Il miglior raffreddamento per il cardio

Dopo un allenamento cardio, è probabile che la frequenza cardiaca sia molto elevata, quindi la prima parte del defaticamento si concentra sulla riduzione lenta della frequenza cardiaca . Potrebbe trattarsi di una corsetta a metà passo, poi di un quarto di passo, quindi di una camminata per un totale di circa cinque minuti. Seguono alcuni allungamenti lenti, mantenuti per almeno 30 secondi ciascuno e passando dalla posizione eretta a quella seduta.

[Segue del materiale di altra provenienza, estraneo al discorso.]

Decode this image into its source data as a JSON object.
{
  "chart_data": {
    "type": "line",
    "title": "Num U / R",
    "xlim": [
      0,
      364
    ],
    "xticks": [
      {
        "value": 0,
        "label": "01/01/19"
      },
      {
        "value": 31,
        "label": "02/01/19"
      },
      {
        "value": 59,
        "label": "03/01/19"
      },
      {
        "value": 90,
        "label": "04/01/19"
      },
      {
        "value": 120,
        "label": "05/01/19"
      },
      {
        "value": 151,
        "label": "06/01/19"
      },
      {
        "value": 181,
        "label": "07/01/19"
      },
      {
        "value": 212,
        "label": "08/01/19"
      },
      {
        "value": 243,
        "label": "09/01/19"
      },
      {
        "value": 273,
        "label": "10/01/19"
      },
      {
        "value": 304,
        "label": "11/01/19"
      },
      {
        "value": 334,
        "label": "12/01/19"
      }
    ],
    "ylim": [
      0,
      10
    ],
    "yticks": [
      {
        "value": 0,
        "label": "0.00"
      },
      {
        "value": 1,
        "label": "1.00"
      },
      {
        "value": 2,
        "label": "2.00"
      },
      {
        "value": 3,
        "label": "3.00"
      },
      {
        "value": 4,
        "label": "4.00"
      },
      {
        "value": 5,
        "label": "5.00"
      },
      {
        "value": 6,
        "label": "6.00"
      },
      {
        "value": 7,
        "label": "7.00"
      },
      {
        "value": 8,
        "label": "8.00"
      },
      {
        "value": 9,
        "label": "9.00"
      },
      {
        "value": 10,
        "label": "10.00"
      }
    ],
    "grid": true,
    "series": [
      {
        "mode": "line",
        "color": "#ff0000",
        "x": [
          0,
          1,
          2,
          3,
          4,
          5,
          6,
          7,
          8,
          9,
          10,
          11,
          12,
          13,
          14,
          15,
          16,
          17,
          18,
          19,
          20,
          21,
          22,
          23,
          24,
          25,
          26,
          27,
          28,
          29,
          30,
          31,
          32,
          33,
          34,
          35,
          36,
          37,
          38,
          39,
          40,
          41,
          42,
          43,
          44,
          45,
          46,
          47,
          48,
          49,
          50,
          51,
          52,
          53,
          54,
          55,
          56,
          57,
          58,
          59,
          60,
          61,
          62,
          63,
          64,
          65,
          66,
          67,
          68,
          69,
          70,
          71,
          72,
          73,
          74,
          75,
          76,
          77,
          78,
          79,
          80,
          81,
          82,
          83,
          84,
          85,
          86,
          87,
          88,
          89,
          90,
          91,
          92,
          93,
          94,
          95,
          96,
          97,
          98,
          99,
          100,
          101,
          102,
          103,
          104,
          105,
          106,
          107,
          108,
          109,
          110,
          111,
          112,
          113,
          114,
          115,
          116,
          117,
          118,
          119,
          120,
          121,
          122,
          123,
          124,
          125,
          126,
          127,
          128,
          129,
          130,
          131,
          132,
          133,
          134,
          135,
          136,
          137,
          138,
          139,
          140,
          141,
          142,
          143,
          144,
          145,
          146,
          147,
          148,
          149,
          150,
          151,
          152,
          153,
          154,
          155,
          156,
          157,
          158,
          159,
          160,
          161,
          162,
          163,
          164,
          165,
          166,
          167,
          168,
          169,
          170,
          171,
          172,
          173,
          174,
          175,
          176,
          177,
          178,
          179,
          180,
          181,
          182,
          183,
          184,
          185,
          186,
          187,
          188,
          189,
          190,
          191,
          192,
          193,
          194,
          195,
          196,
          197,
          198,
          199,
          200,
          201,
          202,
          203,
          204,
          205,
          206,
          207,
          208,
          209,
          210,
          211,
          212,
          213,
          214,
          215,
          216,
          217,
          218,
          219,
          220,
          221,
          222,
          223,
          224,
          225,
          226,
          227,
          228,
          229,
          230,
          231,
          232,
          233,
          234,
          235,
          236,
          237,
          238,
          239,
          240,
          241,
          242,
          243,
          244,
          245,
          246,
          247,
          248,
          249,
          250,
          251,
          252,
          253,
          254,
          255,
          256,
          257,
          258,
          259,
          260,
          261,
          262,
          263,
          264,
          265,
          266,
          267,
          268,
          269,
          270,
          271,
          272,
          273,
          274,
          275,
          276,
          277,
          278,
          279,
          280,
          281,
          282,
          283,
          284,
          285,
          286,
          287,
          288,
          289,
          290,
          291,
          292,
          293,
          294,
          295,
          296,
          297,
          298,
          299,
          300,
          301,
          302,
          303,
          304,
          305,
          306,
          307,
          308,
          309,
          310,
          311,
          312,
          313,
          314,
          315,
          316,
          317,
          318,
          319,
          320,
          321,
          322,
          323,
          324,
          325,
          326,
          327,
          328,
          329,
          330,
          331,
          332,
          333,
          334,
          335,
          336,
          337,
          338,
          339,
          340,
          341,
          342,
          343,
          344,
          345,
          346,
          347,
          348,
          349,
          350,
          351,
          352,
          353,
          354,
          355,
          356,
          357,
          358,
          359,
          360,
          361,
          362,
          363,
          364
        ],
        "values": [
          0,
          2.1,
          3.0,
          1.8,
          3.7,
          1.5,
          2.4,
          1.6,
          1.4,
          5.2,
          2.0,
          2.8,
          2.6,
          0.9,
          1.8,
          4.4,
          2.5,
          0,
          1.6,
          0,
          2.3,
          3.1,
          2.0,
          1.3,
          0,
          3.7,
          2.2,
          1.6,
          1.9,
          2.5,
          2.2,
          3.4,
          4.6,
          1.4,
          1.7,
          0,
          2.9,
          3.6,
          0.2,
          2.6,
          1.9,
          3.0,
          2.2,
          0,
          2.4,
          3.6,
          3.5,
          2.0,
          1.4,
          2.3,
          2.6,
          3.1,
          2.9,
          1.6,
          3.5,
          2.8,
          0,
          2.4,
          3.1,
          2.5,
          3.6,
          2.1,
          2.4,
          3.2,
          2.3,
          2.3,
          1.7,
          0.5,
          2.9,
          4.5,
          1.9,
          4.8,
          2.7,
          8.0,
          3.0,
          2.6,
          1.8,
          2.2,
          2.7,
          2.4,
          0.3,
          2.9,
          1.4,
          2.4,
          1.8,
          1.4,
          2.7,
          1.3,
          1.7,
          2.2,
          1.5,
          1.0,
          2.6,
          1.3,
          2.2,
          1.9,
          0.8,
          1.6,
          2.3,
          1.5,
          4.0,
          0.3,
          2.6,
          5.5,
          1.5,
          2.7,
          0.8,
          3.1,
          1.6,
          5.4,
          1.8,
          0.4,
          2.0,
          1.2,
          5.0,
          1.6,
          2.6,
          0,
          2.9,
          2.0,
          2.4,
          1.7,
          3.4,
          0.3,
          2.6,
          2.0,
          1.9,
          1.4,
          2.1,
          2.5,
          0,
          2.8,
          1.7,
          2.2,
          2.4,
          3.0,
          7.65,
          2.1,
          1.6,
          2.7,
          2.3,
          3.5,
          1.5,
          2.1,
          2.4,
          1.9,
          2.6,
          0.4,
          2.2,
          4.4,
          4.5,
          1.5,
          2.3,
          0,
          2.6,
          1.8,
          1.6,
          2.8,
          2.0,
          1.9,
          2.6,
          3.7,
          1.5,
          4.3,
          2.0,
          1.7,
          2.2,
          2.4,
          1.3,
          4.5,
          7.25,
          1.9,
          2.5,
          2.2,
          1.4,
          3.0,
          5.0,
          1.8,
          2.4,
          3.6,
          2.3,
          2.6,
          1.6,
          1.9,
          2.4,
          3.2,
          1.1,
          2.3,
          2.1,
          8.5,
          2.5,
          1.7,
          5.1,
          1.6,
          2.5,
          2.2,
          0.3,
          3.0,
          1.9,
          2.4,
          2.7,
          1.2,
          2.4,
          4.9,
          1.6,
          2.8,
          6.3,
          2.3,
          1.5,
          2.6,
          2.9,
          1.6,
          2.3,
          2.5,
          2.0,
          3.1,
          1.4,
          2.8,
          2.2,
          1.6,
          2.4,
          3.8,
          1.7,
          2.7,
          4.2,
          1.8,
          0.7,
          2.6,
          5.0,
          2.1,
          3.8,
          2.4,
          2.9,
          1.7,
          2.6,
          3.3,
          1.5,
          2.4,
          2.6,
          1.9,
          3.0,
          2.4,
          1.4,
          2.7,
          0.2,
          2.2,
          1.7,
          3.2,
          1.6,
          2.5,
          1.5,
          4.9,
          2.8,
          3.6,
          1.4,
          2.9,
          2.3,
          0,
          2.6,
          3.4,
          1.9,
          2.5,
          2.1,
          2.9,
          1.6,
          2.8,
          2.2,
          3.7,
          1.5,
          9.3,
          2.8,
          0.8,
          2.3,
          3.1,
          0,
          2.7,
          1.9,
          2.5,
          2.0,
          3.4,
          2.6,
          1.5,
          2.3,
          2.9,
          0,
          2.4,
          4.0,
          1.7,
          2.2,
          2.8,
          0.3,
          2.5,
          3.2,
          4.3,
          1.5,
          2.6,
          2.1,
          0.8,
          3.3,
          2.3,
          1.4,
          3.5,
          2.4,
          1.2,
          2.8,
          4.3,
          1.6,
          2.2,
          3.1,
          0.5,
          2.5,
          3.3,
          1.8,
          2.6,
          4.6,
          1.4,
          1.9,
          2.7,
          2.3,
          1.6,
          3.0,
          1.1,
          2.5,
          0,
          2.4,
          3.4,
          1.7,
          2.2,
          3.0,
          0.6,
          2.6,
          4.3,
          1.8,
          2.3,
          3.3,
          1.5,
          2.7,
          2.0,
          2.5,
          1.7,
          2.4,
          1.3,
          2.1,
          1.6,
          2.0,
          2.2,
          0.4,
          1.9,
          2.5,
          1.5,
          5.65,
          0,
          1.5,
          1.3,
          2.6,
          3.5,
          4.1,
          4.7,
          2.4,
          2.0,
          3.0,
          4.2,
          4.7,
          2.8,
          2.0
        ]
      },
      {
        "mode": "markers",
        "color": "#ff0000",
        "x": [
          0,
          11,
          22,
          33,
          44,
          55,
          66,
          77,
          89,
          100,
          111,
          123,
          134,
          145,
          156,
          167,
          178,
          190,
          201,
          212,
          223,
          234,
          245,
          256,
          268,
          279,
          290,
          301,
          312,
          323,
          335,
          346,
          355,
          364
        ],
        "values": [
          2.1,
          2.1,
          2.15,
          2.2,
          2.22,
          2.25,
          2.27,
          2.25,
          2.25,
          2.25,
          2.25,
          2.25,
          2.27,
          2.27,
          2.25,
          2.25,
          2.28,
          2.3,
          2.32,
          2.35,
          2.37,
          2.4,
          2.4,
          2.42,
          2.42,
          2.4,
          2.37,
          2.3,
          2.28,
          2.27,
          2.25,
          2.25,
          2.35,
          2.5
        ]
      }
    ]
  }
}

Il miglior raffreddamento per la forza

Quando ci si raffredda dopo un allenamento di forza, l’attenzione è rivolta a un recupero delicato movimenti con il peso corporeo e stretching . Un metodo eccellente è quello di adottare un flusso yoga, in cui il corpo passa da un tratto all’altro. Anche in questo caso, i benefici maggiori si ottengono mantenendo gli allungamenti per circa 30 secondi. Cercate di allungare tutti i gruppi muscolari del corpo, soprattutto quelli più utilizzati durante l’allenamento.

Cosa succede se non si raffredda?

Quando si fa esercizio fisico, i vasi sanguigni si dilatano, la frequenza cardiaca aumenta e la temperatura corporea si innalza. Interrompere improvvisamente l’attività fisica in quel momento può provocare nausea o svenimento. Se non ci si raffredda adeguatamente, si può anche aumenta il tempo di recupero . Un periodo di recupero insufficiente può ridurre l’efficacia degli allenamenti futuri, in quanto non sarete in grado di portarli a termine con la massima potenza e i vostri muscoli non avranno raggiunto l’aumento di dimensioni e forza che desideravate.